Auf einmal reden alle über Framing. Alter Wein in neuen Schläuchen oder innovative neue Kreativtechnik? Wir sprachen mit Markenberater Mario Pricken über das Trendthema
Es ist ein großer Unterschied, ob in den Medien von »Flüchtlingen« oder von »Schutzsuchenden« die Rede ist. Ob in Talkshows über die »Herdprämie« oder über »Betreuungsgeld« diskutiert wird. Verschiedene Formulierungen für den gleichen Inhalt erzeugen beim Zuhörer unterschiedliche Reaktionen. Rahmt ein Absender seine Botschaften bewusst so ein, dass sie beim Adressaten bestimmte Gefühle hervorrufen, und lenkt die Kommunikation damit in die von ihm vorgesehene Richtung, spricht man von Framing.
Was in Politik und Lobbyarbeit eher kritisch gesehen wird, ist im Marketing gang und gäbe. Unternehmen und Marken einen Rahmen zu geben, ihnen eine Geschichte und Werte zuzuschreiben gehört zur strategischen Markenführung. Kreative greifen dabei laut Markenberater Mario Pricken aber noch eher unterbewusst auf Framing-Techniken zurück. Er plädiert dafür, diese systematischer einzusetzen. Indem man Rahmen aufbricht, neue Perspektiven eröffnet und überrascht, schaffe man Aufmerksamkeit und könne positive Einstellungen gegenüber Unternehmen und Marken hervorrufen. Wie gelungenes (Re-)Framing aussehen kann, zeigt Mario Pricken anhand von vielen Beispielen in seinem kürzlich erschienenen Buch »Think Outside the Frame«. Wir sprachen mit dem erfahrenen Kreativitätstrainer darüber, wie Framing genau funktioniert und was man dabei beachten sollten.
Warum spricht man eigentlich von Framing? Was ist ein Frame genau?

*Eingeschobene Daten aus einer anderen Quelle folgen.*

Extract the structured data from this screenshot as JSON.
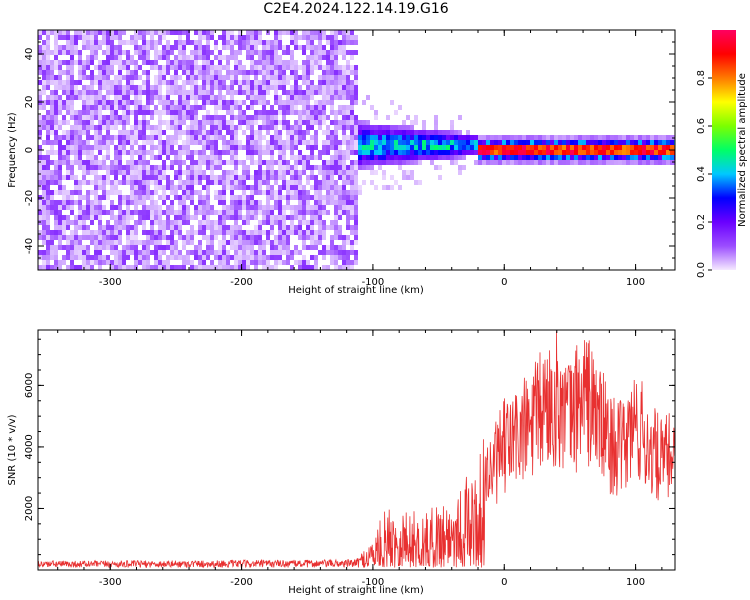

Mario Pricken: Alles, was Menschen seit ihrer Geburt über ihre fünf Sinne wahrnehmen, wird im Gehirn in Informationseinheiten gespeichert, die Psychologen als Frames bezeichnen. Hören Sie etwa das Wort »Müllkippe«, ruft dies in unserer Vorstellung gleich zwei negative Frames auf: »Müll« und »etwas wegkippen«. Sage ich hingegen »Entsorgungspark«, löst dies bei den meisten Menschen zweimal positiv besetzte Erinnerungen aus: »Entsorgung« steht für »von Sorgen befreien« und »Park« für eine grüne Umgebung mit frischer Luft. Somit erhält ein eher unangenehmes Thema durch einen neuen Namen eine positive Bedeutung.
Diese Prozesse laufen übrigens meist unbewusst und zudem blitzschnell ab. Doch die Wirkung ist enorm: Die beiden Wörter lösen komplett andere Emotionen aus, die Menschen letztlich auch zu unterschiedlichen Handlungen motivieren können. Ein weiteres Beispiel für gelungenes Framing: Neulich habe ich einen Smoothie gesehen, auf den die Uhrzeit gedruckt war, zu der er abgefüllt wurde. Mit dieser Sicht auf die Information »Frische« habe ich nicht gerechnet. Das macht mich in positivem Sinne aufmerksam auf das Produkt.